Vous voyez, j’ai commencé à trouver des solutions ? !


Dans le rapport de la Mission d’évaluation et de contrôle (MEC) sur l’évaluation du financement public de la recherche dans les universités (Danièle HÉRIN, M. Patrick HETZEL, Amélie de MONTCHALIN)

“Concernant les personnels, l’autre élément marquant est la faiblesse relative de la rémunération des chercheurs statutaires français par rapport aux autres pays, confirmée par plusieurs exercices de comparaison, même si l’ampleur de l’écart varie avec la méthodologie retenue.

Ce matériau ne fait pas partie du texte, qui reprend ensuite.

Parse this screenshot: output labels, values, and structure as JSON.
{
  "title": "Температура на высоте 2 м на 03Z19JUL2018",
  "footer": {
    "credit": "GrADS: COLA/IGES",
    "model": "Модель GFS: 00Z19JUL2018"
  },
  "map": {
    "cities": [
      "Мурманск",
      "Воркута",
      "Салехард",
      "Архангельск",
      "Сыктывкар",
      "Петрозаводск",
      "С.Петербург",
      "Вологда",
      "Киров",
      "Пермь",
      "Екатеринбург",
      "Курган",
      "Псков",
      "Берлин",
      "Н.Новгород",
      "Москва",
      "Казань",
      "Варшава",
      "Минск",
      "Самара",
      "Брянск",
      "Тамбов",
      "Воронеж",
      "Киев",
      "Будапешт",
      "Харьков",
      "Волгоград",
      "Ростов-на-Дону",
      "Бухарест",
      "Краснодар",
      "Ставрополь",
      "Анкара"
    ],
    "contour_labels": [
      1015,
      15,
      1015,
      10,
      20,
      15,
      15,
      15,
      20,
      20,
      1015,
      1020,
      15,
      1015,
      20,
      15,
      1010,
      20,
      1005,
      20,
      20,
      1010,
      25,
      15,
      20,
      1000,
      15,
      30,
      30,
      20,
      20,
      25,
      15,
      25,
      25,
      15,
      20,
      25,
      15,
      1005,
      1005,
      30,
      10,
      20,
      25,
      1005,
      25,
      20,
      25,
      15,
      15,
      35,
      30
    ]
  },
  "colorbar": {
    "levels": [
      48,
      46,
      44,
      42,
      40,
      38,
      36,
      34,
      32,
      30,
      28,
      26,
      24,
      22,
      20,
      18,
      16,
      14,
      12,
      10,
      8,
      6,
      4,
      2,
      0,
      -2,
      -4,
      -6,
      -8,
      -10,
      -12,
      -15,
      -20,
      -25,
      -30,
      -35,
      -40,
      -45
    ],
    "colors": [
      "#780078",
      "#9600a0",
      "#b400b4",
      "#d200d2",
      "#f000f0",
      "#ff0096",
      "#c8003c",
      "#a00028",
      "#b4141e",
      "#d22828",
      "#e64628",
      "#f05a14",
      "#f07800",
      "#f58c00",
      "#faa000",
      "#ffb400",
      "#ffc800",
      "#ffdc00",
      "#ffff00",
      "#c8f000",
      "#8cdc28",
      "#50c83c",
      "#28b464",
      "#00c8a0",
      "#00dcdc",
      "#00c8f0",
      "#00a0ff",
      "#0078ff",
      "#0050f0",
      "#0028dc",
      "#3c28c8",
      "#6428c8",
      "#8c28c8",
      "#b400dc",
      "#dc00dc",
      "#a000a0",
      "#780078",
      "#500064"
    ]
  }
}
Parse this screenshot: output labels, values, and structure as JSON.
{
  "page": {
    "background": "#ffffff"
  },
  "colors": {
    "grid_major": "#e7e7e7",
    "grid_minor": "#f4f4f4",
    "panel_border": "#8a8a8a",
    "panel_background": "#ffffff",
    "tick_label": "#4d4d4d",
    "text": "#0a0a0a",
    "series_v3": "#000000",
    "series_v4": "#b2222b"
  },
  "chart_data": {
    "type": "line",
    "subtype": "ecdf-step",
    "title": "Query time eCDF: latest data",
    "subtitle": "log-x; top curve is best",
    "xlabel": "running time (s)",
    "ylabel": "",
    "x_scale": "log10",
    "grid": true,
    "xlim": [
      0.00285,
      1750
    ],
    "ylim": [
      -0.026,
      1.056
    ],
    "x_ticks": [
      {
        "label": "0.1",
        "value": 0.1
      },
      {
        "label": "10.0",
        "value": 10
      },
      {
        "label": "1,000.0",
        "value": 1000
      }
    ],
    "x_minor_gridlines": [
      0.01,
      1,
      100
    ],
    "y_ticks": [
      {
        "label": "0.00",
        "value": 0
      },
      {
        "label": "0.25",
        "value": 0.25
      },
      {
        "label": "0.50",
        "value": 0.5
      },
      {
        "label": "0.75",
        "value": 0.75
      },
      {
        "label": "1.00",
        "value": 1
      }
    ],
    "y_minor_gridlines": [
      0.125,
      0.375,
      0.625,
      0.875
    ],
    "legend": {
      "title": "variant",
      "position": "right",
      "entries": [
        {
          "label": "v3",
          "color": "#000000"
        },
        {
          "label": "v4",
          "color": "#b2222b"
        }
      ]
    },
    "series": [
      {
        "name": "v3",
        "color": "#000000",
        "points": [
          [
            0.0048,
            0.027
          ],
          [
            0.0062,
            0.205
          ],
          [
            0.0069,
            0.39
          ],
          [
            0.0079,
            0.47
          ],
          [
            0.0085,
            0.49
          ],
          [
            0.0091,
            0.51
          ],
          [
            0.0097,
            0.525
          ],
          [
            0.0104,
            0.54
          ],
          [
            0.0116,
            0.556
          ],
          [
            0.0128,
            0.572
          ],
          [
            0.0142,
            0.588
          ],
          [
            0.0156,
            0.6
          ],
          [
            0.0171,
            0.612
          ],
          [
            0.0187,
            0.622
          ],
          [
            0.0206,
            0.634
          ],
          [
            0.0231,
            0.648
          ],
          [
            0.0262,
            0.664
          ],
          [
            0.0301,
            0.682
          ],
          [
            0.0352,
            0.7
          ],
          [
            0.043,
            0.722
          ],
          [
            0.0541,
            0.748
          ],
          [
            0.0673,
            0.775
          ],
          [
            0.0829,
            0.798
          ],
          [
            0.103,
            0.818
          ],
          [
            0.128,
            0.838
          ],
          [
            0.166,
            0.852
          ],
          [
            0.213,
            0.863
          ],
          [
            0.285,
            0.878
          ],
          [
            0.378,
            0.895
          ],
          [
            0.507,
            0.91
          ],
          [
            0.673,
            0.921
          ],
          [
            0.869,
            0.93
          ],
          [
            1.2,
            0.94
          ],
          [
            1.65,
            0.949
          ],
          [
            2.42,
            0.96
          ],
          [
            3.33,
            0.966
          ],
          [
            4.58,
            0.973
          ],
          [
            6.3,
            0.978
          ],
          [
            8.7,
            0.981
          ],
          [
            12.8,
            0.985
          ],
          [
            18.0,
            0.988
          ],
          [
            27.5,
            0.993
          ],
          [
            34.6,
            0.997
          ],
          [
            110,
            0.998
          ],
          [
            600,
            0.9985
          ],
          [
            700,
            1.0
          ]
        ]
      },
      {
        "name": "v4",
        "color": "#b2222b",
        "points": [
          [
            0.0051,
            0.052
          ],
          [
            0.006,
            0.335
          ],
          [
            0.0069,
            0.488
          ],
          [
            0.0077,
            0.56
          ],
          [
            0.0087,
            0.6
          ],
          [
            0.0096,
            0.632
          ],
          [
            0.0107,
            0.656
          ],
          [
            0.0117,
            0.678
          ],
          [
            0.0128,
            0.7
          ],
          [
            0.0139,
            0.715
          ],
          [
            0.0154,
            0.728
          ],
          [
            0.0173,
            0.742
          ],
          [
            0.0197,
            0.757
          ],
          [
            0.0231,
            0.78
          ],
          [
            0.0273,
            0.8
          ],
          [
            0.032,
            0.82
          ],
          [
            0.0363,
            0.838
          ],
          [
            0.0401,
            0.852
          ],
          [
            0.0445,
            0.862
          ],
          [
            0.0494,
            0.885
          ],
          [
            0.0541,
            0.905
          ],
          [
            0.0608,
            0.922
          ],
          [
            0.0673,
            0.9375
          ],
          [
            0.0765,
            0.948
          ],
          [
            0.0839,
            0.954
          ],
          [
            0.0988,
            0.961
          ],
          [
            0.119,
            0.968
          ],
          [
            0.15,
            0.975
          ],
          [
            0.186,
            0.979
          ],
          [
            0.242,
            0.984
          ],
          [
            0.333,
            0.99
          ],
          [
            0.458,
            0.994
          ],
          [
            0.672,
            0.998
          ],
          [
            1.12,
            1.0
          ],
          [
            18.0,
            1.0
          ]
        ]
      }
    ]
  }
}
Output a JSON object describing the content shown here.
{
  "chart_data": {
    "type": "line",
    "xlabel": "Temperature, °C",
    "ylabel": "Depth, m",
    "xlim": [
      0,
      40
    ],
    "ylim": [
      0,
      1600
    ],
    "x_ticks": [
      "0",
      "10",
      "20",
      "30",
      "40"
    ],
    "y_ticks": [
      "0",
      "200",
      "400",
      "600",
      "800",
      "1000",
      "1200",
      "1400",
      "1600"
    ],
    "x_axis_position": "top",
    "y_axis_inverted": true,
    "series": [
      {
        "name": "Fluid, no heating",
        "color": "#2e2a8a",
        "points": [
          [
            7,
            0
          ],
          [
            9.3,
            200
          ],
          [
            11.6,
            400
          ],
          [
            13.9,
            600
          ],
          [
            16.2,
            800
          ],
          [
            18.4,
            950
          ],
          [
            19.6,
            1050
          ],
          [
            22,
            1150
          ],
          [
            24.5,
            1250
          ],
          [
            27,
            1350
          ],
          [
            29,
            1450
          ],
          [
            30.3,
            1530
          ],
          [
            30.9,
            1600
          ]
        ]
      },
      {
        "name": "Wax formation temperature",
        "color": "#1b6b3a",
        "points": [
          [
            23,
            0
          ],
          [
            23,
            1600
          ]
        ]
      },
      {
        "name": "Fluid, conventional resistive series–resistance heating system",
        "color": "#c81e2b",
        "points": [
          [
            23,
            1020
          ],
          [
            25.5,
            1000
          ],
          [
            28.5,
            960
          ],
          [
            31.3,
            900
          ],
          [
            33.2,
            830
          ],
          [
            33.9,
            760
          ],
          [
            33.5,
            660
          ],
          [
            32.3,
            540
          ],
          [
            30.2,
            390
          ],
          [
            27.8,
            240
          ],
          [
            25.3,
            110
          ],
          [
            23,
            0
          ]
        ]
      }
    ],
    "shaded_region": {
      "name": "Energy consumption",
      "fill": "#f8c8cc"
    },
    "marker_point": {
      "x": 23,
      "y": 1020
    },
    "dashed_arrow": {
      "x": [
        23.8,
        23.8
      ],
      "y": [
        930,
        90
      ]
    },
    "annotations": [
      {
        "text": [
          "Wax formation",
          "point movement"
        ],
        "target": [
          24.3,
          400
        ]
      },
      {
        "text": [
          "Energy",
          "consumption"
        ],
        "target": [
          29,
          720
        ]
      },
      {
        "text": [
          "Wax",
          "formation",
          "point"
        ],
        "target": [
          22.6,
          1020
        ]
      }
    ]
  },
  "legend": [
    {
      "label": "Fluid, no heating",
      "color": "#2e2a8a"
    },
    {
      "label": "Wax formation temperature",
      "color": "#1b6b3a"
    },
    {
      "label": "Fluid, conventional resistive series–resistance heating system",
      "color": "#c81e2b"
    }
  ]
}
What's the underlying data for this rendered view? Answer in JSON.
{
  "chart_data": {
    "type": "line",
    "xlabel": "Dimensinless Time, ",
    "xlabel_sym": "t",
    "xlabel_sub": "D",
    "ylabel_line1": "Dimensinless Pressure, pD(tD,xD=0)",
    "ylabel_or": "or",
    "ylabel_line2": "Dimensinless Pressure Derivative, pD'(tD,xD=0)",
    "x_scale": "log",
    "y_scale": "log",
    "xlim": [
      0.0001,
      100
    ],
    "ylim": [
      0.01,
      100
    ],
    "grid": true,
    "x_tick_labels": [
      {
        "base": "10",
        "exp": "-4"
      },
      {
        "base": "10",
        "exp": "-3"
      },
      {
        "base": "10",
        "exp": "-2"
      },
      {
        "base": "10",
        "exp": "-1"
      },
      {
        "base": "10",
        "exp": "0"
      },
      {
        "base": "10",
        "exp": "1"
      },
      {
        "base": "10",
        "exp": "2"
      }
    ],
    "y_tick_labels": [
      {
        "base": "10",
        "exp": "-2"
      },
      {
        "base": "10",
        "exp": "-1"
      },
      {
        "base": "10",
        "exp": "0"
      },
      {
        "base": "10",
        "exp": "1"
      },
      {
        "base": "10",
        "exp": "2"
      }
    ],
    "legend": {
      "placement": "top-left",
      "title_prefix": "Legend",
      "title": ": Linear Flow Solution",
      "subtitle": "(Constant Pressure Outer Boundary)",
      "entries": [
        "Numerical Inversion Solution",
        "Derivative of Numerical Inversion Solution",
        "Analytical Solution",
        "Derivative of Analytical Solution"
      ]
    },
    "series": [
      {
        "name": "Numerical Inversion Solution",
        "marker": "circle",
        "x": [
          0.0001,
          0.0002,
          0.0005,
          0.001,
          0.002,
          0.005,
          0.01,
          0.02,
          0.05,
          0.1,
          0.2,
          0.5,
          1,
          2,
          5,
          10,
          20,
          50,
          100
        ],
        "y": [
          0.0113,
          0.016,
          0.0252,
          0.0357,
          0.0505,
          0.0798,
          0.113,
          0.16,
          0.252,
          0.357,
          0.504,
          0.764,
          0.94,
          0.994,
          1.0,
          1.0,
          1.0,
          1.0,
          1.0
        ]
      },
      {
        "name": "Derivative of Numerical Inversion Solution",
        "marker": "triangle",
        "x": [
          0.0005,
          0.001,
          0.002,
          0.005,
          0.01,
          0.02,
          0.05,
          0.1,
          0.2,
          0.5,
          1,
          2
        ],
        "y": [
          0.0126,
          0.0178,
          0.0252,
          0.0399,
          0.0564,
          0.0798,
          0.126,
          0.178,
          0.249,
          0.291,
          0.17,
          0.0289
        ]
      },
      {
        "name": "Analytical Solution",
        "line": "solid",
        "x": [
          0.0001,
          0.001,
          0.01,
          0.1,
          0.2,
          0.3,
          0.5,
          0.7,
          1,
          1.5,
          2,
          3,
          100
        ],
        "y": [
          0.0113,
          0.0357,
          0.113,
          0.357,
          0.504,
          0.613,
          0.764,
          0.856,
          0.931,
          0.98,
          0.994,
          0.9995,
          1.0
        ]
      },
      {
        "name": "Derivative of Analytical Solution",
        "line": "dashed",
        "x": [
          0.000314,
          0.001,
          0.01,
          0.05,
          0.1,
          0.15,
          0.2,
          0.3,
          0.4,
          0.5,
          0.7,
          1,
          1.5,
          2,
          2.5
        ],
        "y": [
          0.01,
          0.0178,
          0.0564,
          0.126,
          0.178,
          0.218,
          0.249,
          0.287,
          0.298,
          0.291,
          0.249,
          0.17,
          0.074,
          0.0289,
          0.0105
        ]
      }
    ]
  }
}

Par exemple, la comparaison réalisée pour le compte de la Commission européenne (enquête EKTIS) montre qu’un maître de conférences (rang 3) percevait en 2011 un salaire annuel brut d’entrée de 21 711 euros (en parité de pouvoir d’achat), soit 63 % du salaire d’entrée moyen perçu par les chercheurs en Europe et dans les pays de l’OCDE. Le salaire maximum auquel peut prétendre un chercheur en France (46 056 euros) correspond à 91 % du salaire annuel maximal moyen européen et à 84 % du salaire maximal moyen des pays de l’OCDE.”

4 Responses to “Chercheurs/enseignants-chercheurs : les perdants du régime indemnitaire”

  1. Oui pour revaloriser les salaires ds l’ESR mais attention au système des primes qui est aussi un attrape couillon car pas de cotisation à la retraite!
    Et en tant que retraité je peux témoigner de la chute occasionnée entre des revenus constitués de salaires et primes et la retraite. Mais bon je ne vais pas me plaindre qd on voit la situation de nombreuses personnes comme le montre le mouvement social en cours.
    D’une façon générale c’est tout le système de primes de la fonction publique qu’il faut revoir.
    Pour l’anecdote regardez ce qui se passe en interne au CNRS entre les catégories chercheurs et ingénieurs: pour arriver à des revenus équivalents sur des fonctions comparables les ingénieurs ont un salaire plus faible et de bcp mais des primes bien plus fortes!! Pourquoi ce double système stupide? Au CEA pas le même souci par exemple! Pour comprendre il faut remonter assez loin et voir le choix de certains syndicats!

    • Je montre simplement qu’au sein de la fonction publique, le régime indemnitaire est désormais totalement en défaveur des chercheurs/enseignants-chercheurs.

  2. Il y a encore des jeunes qui veulent faire enseignant-chercheur ou chercheur ? C’est surprenant ! Pourquoi de très longues études pour être recruté à plus de 35 ans en moyenne, et pour un salaire d’employé. Il faut être maso !

    Les primes, ce n’est pas important. Ce sont la valeur du point d’indice et son évolution qui le sont. La dégradation du pouvoir d’achat depuis 50 ans est phénoménale et bien sûr irréversible.

    Je suis recruté au CNRS en octobre 1969 ; j’avais 25 ans. Mon salaire mensuel net : 3 fois et demi le SMIG de 1968 après les grèves (500 francs).

    Quand on parviendra en universités_2024, ce sera encore pire qu’aujourd’hui. On n’a même pas besoin de parier !

  3. Par parenthèse, ce sont tous les salaires dans l’éducation nationale (de la maternelle à l’université, pour reprendre un vieux slogan syndical) et la recherche qui sont en France nettement en dessous de leurs niveaux dans les pays comparables, notamment en Europe, comme le montrent toutes les comparaisons internationales (au moins en termes de salaires de début; il faudrait voir sur toute une carrière).
    Comme l’a montré Robert Gary Bobo il y a quelques années dans une étude très bien documentée, il y a toujours eu en France un arbitrage en faveur du nombre de postes créés dans l’éducation nationale, au détriment du niveau des rémunérations. A tous les niveaux. Grave erreur dont nous payons aujourd’hui le prix en termes d’attractivité des métiers d’enseignement. Le statut de la fonction publique, qui de facto rend quasi impossible tout glissement indiciaire d’une catégorie de personnels sans ajuster toutes les autres n’y est tout de même pas étranger. Appelons tout de même un chat un chat!